A similar argument can be made against the “Spoliarium” and all of Juan Luna’s works that have pride of place in the National Museum of the Philippines. Should we have all of his paintings removed from public view because Luna was a convicted murderer, who fatally shot his wife and mother-in-law? Likewise, should we destroy the 19th-century coral stone monument to Magellan in Mactan to highlight the victory of Lapu-Lapu next year, the 500th anniversary of those events?
Hindsight is tricky and raises many issues, when history and heritage are made to judge the past from the lens of the present.
In 1989, E. Arsenio Manuel stirred the imagination of an audience who came prepared to be bored by a lecture on “Subterranean Structures in Intramuros.” He recalled that before the destruction of the Walled City in the 1945 Battle for Manila, he was a young assistant to H. Otley Beyer, and was made to enter a tunnel that led to an underground passageway big enough for a carriage to pass through.

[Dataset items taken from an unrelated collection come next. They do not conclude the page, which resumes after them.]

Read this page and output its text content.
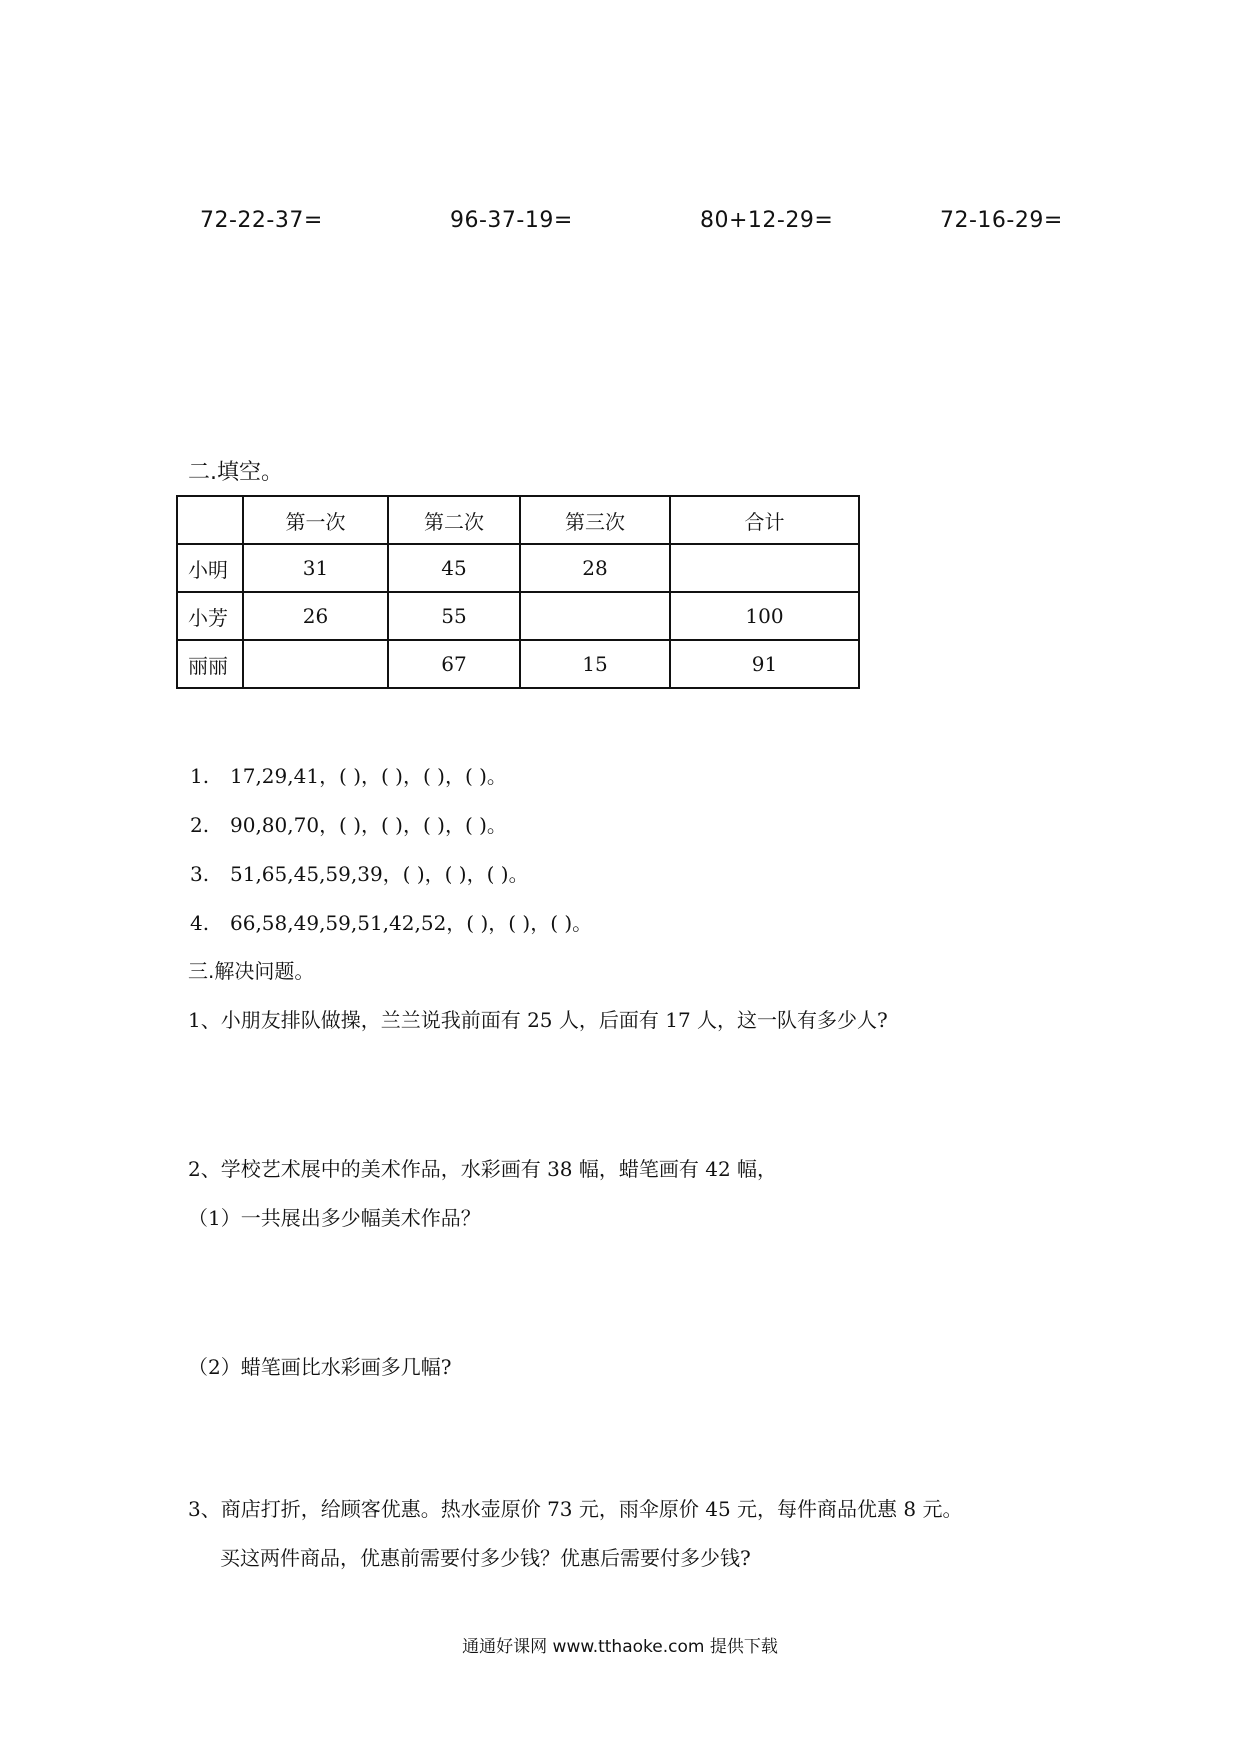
72-22-37=	96-37-19=	80+12-29=	72-16-29=
二.填空。
	第一次	第二次	第三次	合计
小明	31	45	28	
小芳	26	55		100
丽丽		67	15	91
1. 17,29,41，( )，( )，( )，( )。
2. 90,80,70，( )，( )，( )，( )。
3. 51,65,45,59,39，( )，( )，( )。
4. 66,58,49,59,51,42,52，( )，( )，( )。
三.解决问题。
1、小朋友排队做操，兰兰说我前面有 25 人，后面有 17 人，这一队有多少人?
2、学校艺术展中的美术作品，水彩画有 38 幅，蜡笔画有 42 幅，
（1）一共展出多少幅美术作品？
（2）蜡笔画比水彩画多几幅?
3、商店打折，给顾客优惠。热水壶原价 73 元，雨伞原价 45 元，每件商品优惠 8 元。
买这两件商品，优惠前需要付多少钱？优惠后需要付多少钱?
通通好课网 www.tthaoke.com 提供下载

Based on that one descent, Manuel concluded with a mischievous wink that underground passages in Intramuros connected the religious houses of men with those of cloistered women. He added that, in the tunnel he entered close to a nunnery, he had seen small skeletons that he concluded were the unplanned and unwanted result of nuns and friars having met secretly underground.
Manuel concluded by encouraging archaeological excavations at the site he visited, to validate what he claimed to have seen many decades earlier. Fired by the enthusiasm of the audience following his lecture, Manuel added that UP Manila, the National Museum, and the Intramuros Administration should focus on excavating Fort Santiago to find what remained of Rajah Soliman’s palisades. When told that we might not find the palisades even after destroying Fort Santiago, Manuel pulled out the nationalism card and declared that Manila predated the arrival of Legazpi and his foundation of Manila in 1571.
Intramuros, to Manuel, is an intrusion into the long history and heritage of Manila, a reminder of colonialism that should not be there in the first place. I am more understanding now, and tell everyone to simply let those ruined walls be.